Turns out concerns on
#Xbox business model sustainability had validity, contrary to fanboy challenges and PR, as Satya Nadella himself admits:
"We've invested a lot. No one can accuse Microsoft of not having invested for the last 25 years.
And now we have to turn this into a sustainable business, that delivers what is fundamentally one of the best sources of entertainment.
The challenge we have is, we've not been monetizing that entertainment. In fact, if anything we've been subsidizing that entertainment.
In-fact there's more monetisation of Xbox games happening on YouTube than at Microsoft."
So Satya confirms they've been subsidising things, that they have to turn it into a sustainable business, and that he believes they need far greater monetisation.
Asha Sharma admitted a few days ago that Xbox's accountability margin is just 3% now, but keep in mind that does not include hardware losses and other costs, so in reality the actual operating income is either lower, or Xbox is operating at a LOSS.
So we can say with confidence now, the strategies Xbox pushed over the last decade or more, that countless fanboys glazed, ultimately failed and were not enough to compensate for a lack of more compelling exclusives relative to the competition.

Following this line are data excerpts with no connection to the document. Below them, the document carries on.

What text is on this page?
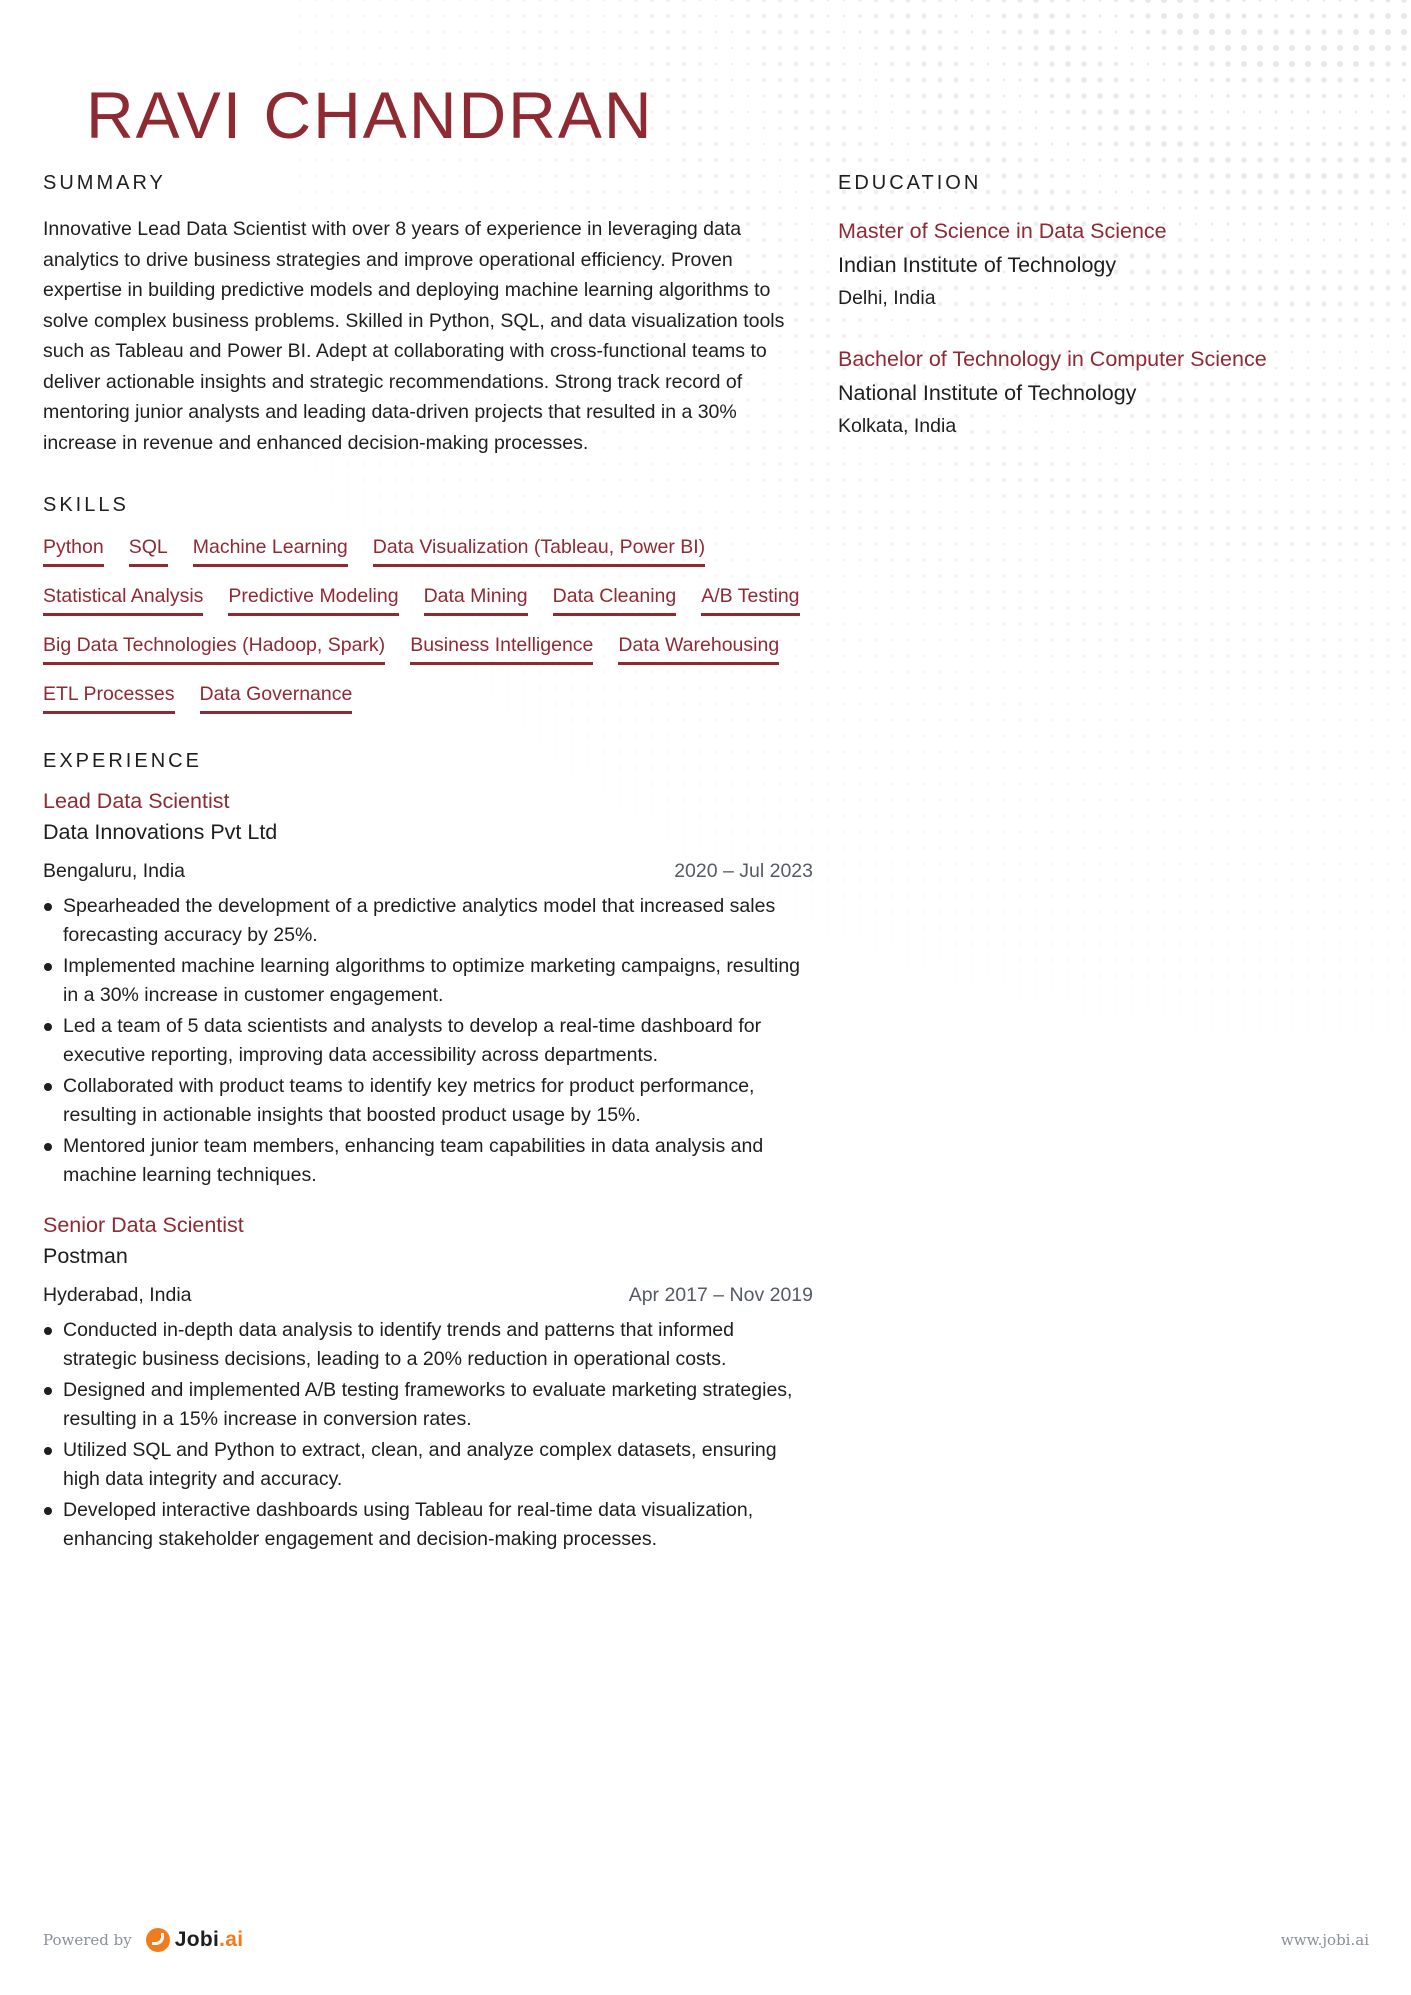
RAVI CHANDRAN
SUMMARY

Innovative Lead Data Scientist with over 8 years of experience in leveraging data analytics to drive business strategies and improve operational efficiency. Proven expertise in building predictive models and deploying machine learning algorithms to solve complex business problems. Skilled in Python, SQL, and data visualization tools such as Tableau and Power BI. Adept at collaborating with cross-functional teams to deliver actionable insights and strategic recommendations. Strong track record of mentoring junior analysts and leading data-driven projects that resulted in a 30% increase in revenue and enhanced decision-making processes.

SKILLS
Python SQL Machine Learning Data Visualization (Tableau, Power BI)
Statistical Analysis Predictive Modeling Data Mining Data Cleaning A/B Testing
Big Data Technologies (Hadoop, Spark) Business Intelligence Data Warehousing
ETL Processes Data Governance
EXPERIENCE
Lead Data Scientist
Data Innovations Pvt Ltd
Bengaluru, India	2020 – Jul 2023
Spearheaded the development of a predictive analytics model that increased sales forecasting accuracy by 25%.
Implemented machine learning algorithms to optimize marketing campaigns, resulting in a 30% increase in customer engagement.
Led a team of 5 data scientists and analysts to develop a real-time dashboard for executive reporting, improving data accessibility across departments.
Collaborated with product teams to identify key metrics for product performance, resulting in actionable insights that boosted product usage by 15%.
Mentored junior team members, enhancing team capabilities in data analysis and machine learning techniques.
Senior Data Scientist
Postman
Hyderabad, India	Apr 2017 – Nov 2019
Conducted in-depth data analysis to identify trends and patterns that informed strategic business decisions, leading to a 20% reduction in operational costs.
Designed and implemented A/B testing frameworks to evaluate marketing strategies, resulting in a 15% increase in conversion rates.
Utilized SQL and Python to extract, clean, and analyze complex datasets, ensuring high data integrity and accuracy.
Developed interactive dashboards using Tableau for real-time data visualization, enhancing stakeholder engagement and decision-making processes.
EDUCATION
Master of Science in Data Science
Indian Institute of Technology
Delhi, India
Bachelor of Technology in Computer Science
National Institute of Technology
Kolkata, India
Powered by Jobi.ai	www.jobi.ai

Everything from Kinect, entertainment focus, PC day and date and play anywhere, Game Pass, XCloud, exclusivity de-emphasing, specific acquisitions, console split SKU etc.
One major thing the "Game Pass is profitable" crowd consistently failed to understand, is that the true cost of GP wasn't just the licensing costs for games on the service, or even development costs as well, instead it was always the immense sales cannibalisation it causes too, which directly offsets revenue gained.
That's why Call of Duty had to be removed, because the massive cannibalisation of its traditional sales was not offset by subscription revenue growth, hence a net negative.
It's also why despite releasing games on PC day and date AND making ~$5bn per annum on Game Pass, over the course of the first 4 years of the new gen, Xbox revenue growth was STILL near flat sans ABK, while competitors saw huge revenue growth in the same timeframe with more traditional business models.
Deduct Zenimax revenue, and Xbox likely saw revenue DECLINE.
FY2021 - $15.37bn
FY2022 - $16.23bn
FY2023 - $15.47bn
Y2024 - $15.75bn
And now Asha has admitted they've seen a further ~$500m revenue decline with ABK included.
It's a similar thing with "Game Pass helps game sales" PR. That was only ever true when GP was in its infancy.
As I'd always said, it would inevitably lead to greater cannibalisation of sales the more popular the service got, and that's exactly what happened and what MS themselves admitted.
In any case, as a general rule I think Xbox and PC/Xbox fans should just stop debating others with a much keener grasp of the industry, data and business, on matters of gaming business strategy.
Because no fandom has a worse track record. Y'all have continually misread and been wrong on practically everything on matters related to business strategy (esp console side), many for the better part of a decade or more.
All because your views are guided by platform preference tribalism and PR, not astute analysis, data, facts, financials or critical thinking.